それでも労働組合があったほうが良い理由
質問です。
あなたの会社に労働組合はありますか?
そうではない場合、あなたの会社に労使委員会はありますか?
そうではない場合、あなたの会社に社員会/従業員会はありますか?
質問の意味が理解できない人、あなたの会社の従業員を代表するのは誰だか知ってますか?
あなたの会社に労働協約は存在しますか?
あなたは、入社時、労働契約書に押印しているはずですが、その際、就業規則をちゃんと読んでいますか?(”就業規則を遵守します”との契約書に押印している)
以上の質問に”YES”と答えられなかった人、「高プロ」が導入されるとあなたを守ってくれる第3者、組織はありません。ヤバイです。
あなたは、経営者に搾取されやすい環境にいると言える。
逆に言うと、「高プロ」が導入されても、上記の組織が存在・機能していれば、365日働かせ放題の制度が会社に導入されることはまず無い。
理由は、組合が協定書に押印しないから。これは従業員会も然り。
労働組合の中には、一部「御用組合」などと揶揄される組織もあるようだが、そうでなければ常識的に考えて労働組合が何の前提条件・制約(性悪説に基づく)を設けず、この法案に従った就業規則を受け入れることは、まずあり得ない。
この国には、所謂「サービス残業」という苦役・美德が蔓延している。例え経営者がそれを推奨していなくとも、現場ではそれが横行している。

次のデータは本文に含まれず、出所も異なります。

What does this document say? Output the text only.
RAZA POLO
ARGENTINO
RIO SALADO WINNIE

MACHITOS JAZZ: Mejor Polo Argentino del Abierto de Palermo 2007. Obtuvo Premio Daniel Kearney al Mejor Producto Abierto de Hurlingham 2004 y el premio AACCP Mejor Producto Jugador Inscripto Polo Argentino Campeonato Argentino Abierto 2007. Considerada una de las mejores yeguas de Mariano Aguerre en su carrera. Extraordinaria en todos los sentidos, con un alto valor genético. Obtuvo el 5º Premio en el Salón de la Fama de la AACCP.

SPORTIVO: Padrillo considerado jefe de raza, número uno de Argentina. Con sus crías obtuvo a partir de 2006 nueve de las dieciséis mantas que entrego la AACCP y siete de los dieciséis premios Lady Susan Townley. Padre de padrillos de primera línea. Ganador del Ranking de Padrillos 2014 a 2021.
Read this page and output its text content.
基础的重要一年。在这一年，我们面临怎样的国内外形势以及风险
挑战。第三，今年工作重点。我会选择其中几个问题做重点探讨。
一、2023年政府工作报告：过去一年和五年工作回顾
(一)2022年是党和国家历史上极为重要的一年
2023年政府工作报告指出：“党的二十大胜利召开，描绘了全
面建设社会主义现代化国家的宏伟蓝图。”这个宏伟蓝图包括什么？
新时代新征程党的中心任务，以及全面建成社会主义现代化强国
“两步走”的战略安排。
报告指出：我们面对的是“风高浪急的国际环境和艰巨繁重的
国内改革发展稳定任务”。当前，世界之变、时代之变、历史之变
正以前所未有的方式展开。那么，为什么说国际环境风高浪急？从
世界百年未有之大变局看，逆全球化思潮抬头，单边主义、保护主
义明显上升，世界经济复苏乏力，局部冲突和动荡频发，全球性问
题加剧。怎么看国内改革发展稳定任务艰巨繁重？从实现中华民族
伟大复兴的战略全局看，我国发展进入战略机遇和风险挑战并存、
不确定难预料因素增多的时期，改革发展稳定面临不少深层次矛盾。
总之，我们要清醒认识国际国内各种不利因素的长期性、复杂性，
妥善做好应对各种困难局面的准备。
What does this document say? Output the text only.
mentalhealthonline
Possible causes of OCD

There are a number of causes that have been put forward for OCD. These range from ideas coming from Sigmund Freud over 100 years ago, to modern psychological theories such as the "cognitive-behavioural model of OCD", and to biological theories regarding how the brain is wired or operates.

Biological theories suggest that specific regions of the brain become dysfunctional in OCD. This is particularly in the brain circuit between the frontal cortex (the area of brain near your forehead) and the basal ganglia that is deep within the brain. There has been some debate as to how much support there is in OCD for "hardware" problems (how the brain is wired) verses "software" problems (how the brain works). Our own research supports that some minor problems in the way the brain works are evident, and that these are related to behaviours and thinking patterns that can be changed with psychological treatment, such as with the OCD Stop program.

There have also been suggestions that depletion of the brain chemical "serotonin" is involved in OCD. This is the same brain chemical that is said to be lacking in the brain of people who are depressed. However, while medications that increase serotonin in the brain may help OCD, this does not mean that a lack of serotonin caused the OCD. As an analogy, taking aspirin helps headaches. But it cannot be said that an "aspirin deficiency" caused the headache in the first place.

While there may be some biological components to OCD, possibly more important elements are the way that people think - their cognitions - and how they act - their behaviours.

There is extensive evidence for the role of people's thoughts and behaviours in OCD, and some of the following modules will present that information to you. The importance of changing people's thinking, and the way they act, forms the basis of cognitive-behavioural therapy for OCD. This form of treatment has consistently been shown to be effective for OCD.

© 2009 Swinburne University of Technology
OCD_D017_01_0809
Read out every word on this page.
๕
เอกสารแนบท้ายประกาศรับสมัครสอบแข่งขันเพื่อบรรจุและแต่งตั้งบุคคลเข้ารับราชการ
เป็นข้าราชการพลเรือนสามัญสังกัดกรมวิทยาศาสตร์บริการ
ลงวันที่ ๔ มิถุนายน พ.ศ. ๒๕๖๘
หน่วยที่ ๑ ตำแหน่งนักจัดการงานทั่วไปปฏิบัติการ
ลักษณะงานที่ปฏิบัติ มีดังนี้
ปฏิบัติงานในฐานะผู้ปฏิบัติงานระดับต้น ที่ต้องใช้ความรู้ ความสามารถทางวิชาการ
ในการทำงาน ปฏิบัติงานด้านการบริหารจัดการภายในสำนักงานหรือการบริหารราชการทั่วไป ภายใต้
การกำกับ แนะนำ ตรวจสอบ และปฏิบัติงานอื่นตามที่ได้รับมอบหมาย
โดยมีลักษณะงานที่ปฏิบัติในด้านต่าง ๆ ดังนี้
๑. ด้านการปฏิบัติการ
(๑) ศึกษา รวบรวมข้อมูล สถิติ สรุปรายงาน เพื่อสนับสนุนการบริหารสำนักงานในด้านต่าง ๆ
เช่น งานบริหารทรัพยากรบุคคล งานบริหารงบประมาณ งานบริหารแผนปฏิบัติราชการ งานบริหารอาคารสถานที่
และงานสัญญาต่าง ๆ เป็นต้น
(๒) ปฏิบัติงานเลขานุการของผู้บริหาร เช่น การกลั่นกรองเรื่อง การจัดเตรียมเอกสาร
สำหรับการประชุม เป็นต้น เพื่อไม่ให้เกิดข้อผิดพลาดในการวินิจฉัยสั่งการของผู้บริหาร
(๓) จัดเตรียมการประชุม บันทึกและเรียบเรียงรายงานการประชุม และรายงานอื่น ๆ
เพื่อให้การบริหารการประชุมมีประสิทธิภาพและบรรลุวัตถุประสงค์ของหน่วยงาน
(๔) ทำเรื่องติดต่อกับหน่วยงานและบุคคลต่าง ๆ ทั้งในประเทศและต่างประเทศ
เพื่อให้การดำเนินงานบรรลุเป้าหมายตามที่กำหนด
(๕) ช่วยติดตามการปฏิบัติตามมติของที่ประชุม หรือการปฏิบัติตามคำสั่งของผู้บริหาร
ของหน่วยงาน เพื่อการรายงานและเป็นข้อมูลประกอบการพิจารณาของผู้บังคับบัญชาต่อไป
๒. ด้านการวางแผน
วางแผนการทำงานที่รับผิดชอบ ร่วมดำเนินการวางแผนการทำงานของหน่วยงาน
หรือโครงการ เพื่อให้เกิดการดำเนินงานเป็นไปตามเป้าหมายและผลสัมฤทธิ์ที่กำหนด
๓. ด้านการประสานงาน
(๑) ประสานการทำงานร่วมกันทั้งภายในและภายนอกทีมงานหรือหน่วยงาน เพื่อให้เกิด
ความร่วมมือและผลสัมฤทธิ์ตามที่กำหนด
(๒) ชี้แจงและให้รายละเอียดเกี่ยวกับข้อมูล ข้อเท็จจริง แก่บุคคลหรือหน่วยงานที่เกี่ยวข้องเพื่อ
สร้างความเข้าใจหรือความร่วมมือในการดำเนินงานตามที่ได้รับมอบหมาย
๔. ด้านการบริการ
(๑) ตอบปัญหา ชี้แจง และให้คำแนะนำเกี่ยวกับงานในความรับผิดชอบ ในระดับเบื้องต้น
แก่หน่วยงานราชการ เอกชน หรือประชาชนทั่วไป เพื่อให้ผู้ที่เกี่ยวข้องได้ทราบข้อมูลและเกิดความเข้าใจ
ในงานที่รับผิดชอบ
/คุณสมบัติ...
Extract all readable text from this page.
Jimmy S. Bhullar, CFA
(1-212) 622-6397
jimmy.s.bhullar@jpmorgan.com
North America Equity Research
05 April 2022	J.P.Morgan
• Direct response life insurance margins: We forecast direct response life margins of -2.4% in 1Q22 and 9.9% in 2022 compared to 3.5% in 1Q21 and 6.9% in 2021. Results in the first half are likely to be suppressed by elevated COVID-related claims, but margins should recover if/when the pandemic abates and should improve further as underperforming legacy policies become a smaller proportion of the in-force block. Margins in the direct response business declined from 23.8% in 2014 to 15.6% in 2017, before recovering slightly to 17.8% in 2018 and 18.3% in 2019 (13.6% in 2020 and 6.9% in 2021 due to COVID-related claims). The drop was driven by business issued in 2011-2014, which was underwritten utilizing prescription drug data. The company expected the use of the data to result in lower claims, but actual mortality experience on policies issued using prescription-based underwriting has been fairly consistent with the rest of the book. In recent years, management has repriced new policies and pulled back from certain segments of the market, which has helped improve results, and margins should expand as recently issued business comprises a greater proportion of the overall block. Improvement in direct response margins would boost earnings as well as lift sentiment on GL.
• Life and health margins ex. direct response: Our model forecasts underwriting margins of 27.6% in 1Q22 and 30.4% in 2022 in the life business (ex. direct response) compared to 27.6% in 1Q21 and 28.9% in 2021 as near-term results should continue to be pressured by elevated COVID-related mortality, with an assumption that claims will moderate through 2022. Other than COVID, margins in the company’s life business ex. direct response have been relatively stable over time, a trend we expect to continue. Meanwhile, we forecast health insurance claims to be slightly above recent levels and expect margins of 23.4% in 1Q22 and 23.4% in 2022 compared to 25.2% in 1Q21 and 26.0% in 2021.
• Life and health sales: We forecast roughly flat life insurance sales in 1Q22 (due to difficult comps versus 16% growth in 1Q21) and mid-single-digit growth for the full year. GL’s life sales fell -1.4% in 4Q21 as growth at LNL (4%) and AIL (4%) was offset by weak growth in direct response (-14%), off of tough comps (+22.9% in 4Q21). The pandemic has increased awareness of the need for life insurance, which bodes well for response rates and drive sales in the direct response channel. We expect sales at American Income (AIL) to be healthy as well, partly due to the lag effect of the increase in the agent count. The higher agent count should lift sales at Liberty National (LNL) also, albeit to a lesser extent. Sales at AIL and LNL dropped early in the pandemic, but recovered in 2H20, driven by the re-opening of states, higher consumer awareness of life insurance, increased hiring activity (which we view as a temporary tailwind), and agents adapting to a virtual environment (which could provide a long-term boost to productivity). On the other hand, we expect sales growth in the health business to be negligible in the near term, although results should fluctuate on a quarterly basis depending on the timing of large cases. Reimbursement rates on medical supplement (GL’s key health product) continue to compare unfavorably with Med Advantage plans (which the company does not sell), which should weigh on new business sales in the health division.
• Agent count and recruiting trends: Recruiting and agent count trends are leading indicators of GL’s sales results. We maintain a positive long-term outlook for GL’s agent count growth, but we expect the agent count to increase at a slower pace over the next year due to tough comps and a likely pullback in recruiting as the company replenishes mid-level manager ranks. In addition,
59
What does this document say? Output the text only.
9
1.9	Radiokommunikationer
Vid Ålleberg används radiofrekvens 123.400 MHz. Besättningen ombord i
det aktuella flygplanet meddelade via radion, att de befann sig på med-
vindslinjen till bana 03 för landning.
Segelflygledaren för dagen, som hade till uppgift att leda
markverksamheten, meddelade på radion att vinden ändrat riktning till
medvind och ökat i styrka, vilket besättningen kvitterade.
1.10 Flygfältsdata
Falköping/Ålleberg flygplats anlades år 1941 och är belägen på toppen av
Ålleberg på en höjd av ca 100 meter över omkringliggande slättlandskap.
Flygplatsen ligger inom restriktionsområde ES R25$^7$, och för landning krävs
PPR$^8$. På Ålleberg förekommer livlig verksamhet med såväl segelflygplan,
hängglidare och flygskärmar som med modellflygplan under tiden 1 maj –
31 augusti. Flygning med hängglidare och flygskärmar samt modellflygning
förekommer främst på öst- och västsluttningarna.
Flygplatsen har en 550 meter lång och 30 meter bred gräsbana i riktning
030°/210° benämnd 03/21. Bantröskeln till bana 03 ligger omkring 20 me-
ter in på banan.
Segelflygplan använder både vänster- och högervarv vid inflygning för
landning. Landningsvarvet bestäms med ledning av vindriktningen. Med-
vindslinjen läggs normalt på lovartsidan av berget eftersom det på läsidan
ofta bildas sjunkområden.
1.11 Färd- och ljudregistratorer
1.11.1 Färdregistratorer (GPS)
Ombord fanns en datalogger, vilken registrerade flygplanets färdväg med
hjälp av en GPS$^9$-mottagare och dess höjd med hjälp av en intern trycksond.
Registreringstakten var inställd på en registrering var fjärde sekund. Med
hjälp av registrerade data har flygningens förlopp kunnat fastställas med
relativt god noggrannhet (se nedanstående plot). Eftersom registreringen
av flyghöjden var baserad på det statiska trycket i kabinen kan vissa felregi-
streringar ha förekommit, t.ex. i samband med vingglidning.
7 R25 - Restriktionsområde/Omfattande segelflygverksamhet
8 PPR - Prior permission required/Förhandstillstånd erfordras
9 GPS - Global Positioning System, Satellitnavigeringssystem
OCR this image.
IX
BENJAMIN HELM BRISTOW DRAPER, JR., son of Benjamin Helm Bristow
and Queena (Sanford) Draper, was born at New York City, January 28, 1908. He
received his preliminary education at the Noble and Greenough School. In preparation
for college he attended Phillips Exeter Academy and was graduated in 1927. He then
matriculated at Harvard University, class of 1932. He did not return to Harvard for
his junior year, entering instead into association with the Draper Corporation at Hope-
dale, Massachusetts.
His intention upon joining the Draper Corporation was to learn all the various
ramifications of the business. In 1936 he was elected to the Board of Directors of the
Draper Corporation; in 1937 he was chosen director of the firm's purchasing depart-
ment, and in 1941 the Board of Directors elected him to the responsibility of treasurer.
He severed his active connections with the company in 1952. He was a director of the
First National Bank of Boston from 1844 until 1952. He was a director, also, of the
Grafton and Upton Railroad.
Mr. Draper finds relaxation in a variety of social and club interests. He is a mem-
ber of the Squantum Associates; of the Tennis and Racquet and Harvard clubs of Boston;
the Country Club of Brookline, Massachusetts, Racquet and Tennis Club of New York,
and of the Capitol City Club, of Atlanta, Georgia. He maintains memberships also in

その悪しき慣行を打ち壊すために日々活動する労働組合が、こんな筋の悪い制度を導入する動機はそもそも皆無。
誰の得にもならない。もちろん、経営者側にもだ。
良心を有する真っ当な経営者は、こんな制度を必要としない。
これを活用するのは、「名ばかり店長」や「ワンオペ」、「優秀な社員以外いらないチーム作り」を社員に強いる独善的企業経営者だ。
労使の合意があれば、現制度の中でもスーパー裁量労働は可能だ。では何故、法改正してまで?
「高プロ」を導入したい企業の狙いは一つ。
時間外労働の深夜割増、休日労働割増を削ることだ。
なんてセコイ。
こんなもん、最重要法案として取り扱う内閣のアホさについてはもう言及しない。
因みに、経団連のジジイ達は自分の会社で労働者搾取をしたいから、この法案を念願しているのでは無い。
経団連の理事を排出するような企業には、既に歴史と伝統を持つ立派な労働組合が存在する。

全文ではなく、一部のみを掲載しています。